Newtown Massacre & The Courant’s Endorsement of McKinney

According to the August 2nd article in the Hartford Courant titled McKinney Over Foley in Republican Primary for Governor, McKinney is the paper’s choice to remain in the Capitol because, among other things, in immediate aftermath of Sandy Hook, McKinney voted for the controversial and intrusive gun safety bill.

The Hartford Courant has thrown its endorsement to McKinney because the Senate Minority leader ignored the Republican base and voted with the Democrats where, “he could engage in the process and try to influence the drafting of the law.”

It is unclear how McKinney influenced that legislation and, actually, it would be of some interest to the voters to know what specific role McKinney played in crafting the sweeping legislative language. While the gun restrictions are repugnant to many, Ablechild is more concerned about the other legislative measures included, specifically the costly increases in mental health services forced on taxpayers.

Recall that the legislation in question was hurriedly passed with little or no public input. More importantly, the investigative report on Sandy Hook had not been completed at the time of the vote and, therefore, lawmakers, including McKinney, literally were writing legislation based on the passions of the moment, not on supporting data.

In fact, a year-and-a-half later, there still is no data to support the costly mental health measures passed in that legislation.
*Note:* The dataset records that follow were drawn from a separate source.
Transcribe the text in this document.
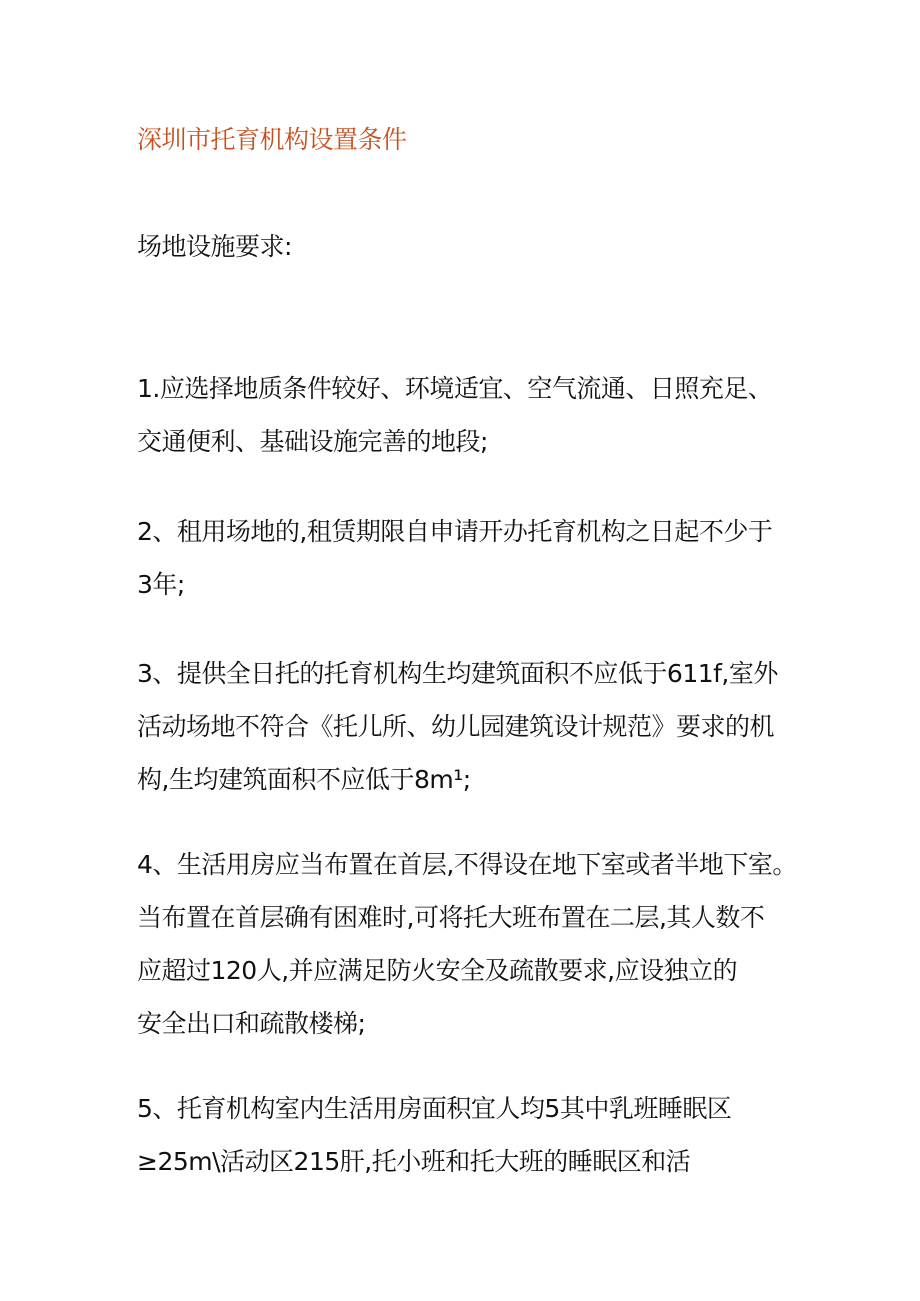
深圳市托育机构设置条件
场地设施要求:
1.应选择地质条件较好、环境适宜、空气流通、日照充足、
交通便利、基础设施完善的地段;
2、租用场地的,租赁期限自申请开办托育机构之日起不少于
3年;
3、提供全日托的托育机构生均建筑面积不应低于611f,室外
活动场地不符合《托儿所、幼儿园建筑设计规范》要求的机
构,生均建筑面积不应低于8m¹;
4、生活用房应当布置在首层,不得设在地下室或者半地下室。
当布置在首层确有困难时,可将托大班布置在二层,其人数不
应超过120人,并应满足防火安全及疏散要求,应设独立的
安全出口和疏散楼梯;
5、托育机构室内生活用房面积宜人均5其中乳班睡眠区
≥25m\活动区215肝,托小班和托大班的睡眠区和活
There is no publicly available evidence that Adam Lanza lacked mental health services. Frankly, there is no information publicly provided about Adam Lanza’s mental health treatment after 2007 – five years prior to the shooting. Is this information not important to McKinney or even the Courant?
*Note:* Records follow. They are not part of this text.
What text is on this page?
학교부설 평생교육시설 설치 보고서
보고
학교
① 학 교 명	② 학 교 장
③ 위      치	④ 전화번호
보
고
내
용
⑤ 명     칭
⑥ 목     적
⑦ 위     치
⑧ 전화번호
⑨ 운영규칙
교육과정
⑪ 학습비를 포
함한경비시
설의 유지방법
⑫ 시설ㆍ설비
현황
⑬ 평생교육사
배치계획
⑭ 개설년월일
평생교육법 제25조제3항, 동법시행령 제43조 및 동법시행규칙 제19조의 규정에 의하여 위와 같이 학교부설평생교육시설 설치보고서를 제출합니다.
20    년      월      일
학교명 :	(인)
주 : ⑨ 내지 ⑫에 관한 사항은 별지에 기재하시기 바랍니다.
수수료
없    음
Given the obvious lack of information about Lanza’s mental health, does it not seem irresponsible that lawmakers, including McKinney, would rush the passage of costly mental health legislation? After all, there is a projected $1.4 billion deficit next year. How much of this deficit includes the newly passed increased mental health services?

Ablechild appreciates McKinney’s experience and could have used his “influence” when it sued the state for the release of Adam Lanza’s medical/mental health records and toxicology report. But there was no support from McKinney or any lawmaker. There was no, nor is there any, interest on the part of lawmakers to obtain any data about Adam Lanza’s mental health treatment leading up to the shooting.
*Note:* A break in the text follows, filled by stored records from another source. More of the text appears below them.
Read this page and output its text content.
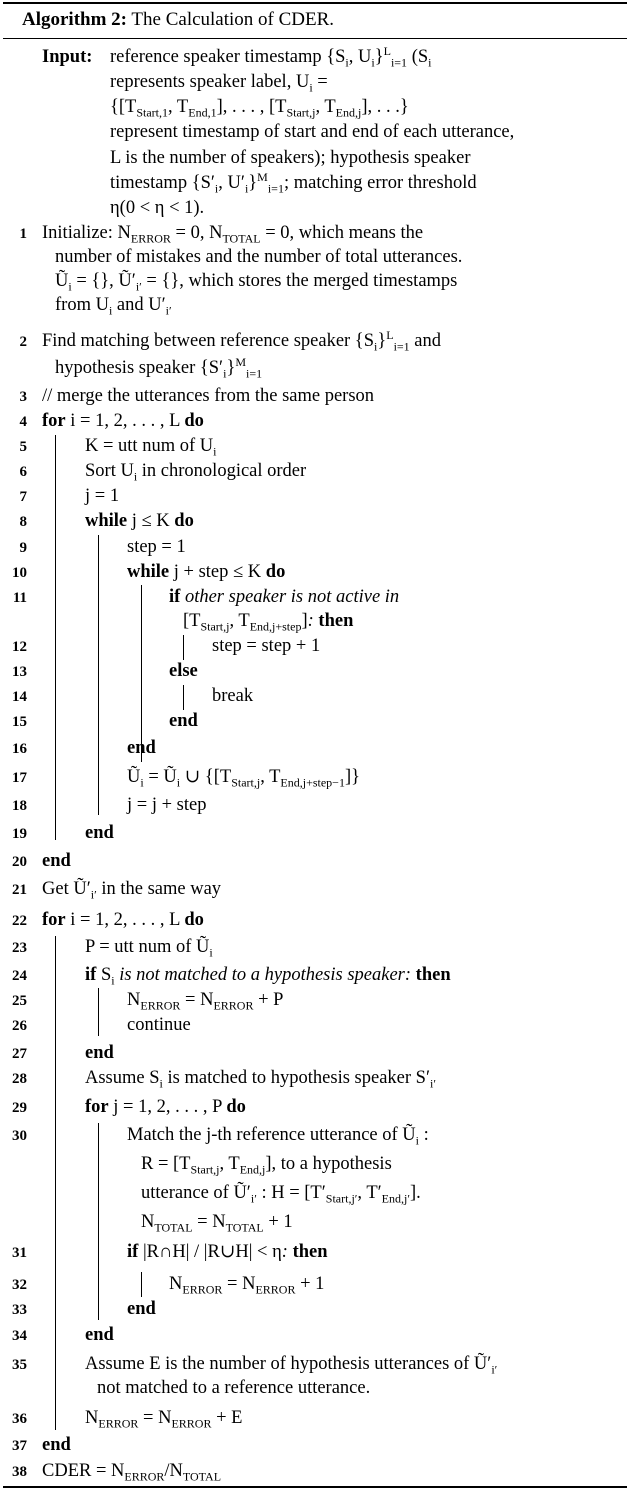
Algorithm 2: The Calculation of CDER.
Input: reference speaker timestamp {$S_i$, $U_i\}^L_{i=1}$ ($S_i$
represents speaker label, $U_i$ =
{[$T_{Start,1}$, $T_{End,1}$], . . . , [$T_{Start,j}$, $T_{End,j}$], . . .}
represent timestamp of start and end of each utterance,
L is the number of speakers); hypothesis speaker
timestamp {$S'_i$, $U'_i\}^M_{i=1}$; matching error threshold
η(0 < η < 1).
1 Initialize: $N_{ERROR} = 0$, $N_{TOTAL} = 0$, which means the
number of mistakes and the number of total utterances.
$Ũ_i$ = {}, $Ũ'_{i'}$ = {}, which stores the merged timestamps
from $U_i$ and $U'_{i'}$
2 Find matching between reference speaker $\{S_i\}^L_{i=1}$ and
hypothesis speaker $\{S'_i\}^M_{i=1}$
3 // merge the utterances from the same person
4 for i = 1, 2, . . . , L do
5	K = utt num of $U_i$
6	Sort $U_i$ in chronological order
7	j = 1
8	while j ≤ K do
9	step = 1
10	while j + step ≤ K do
11	if other speaker is not active in
[$T_{Start,j}$, $T_{End,j+step}$]: then
12	step = step + 1
13	else
14	break
15	end
16	end
17	$Ũ_i$ = $Ũ_i$ ∪ {[$T_{Start,j}$, $T_{End,j+step-1}$]}
18	j = j + step
19	end
20 end
21 Get $Ũ'_{i'}$ in the same way
22 for i = 1, 2, . . . , L do
23	P = utt num of $Ũ_i$
24	if $S_i$ is not matched to a hypothesis speaker: then
25	$N_{ERROR} = N_{ERROR} + P$
26	continue
27	end
28	Assume $S_i$ is matched to hypothesis speaker $S'_{i'}$
29	for j = 1, 2, . . . , P do
30	Match the j-th reference utterance of $Ũ_i$ :
$R = [T_{Start,j}$, $T_{End,j}$], to a hypothesis
utterance of $Ũ'_{i'}$ : $H = [T'_{Start,j'}$, $T'_{End,j'}$].
$N_{TOTAL} = N_{TOTAL} + 1$
31	if |R∩H| / |R∪H| < η: then
32	$N_{ERROR} = N_{ERROR} + 1$
33	end
34	end
35	Assume E is the number of hypothesis utterances of $Ũ'_{i'}$
not matched to a reference utterance.
36	$N_{ERROR} = N_{ERROR} + E$
37 end
38 CDER = $N_{ERROR}/N_{TOTAL}$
Yes, McKinney’s 15-years of experience is helpful, but how effective is that experience if those legislative efforts are not based in documentable necessity? One cannot help but wonder how many other legislative measures were passed with McKinney’s “influence” that were based on zero supporting information?

For that matter, one has to wonder why the Hartford Courant, clearly aware of the lack of documentation regarding Adam Lanza’s mental health, continually fails to address this point. Additionally, is it not odd that, prior to the release of the investigative report, the Courant was all over the shooting at Sandy Hook but has failed to report on investigative details that scream for answers.

Specifically, is the Courant not interested in the oddity of the envelope found in the Lanza home, addressed “for the young children of Sandy Hook Elementary” and, of which, the DNA of a known offender in New York was obtained. Is the Courant not interested in what information was contained in the stamped, addressed envelope? Is there no interest by this reporting entity as to how this piece of evidence found its way into the Lanza home?

It’s one thing for lawmakers to ignore investigative material, but when a leading press organization blatantly fails to report on important investigative details, the people of the state truly are not being served.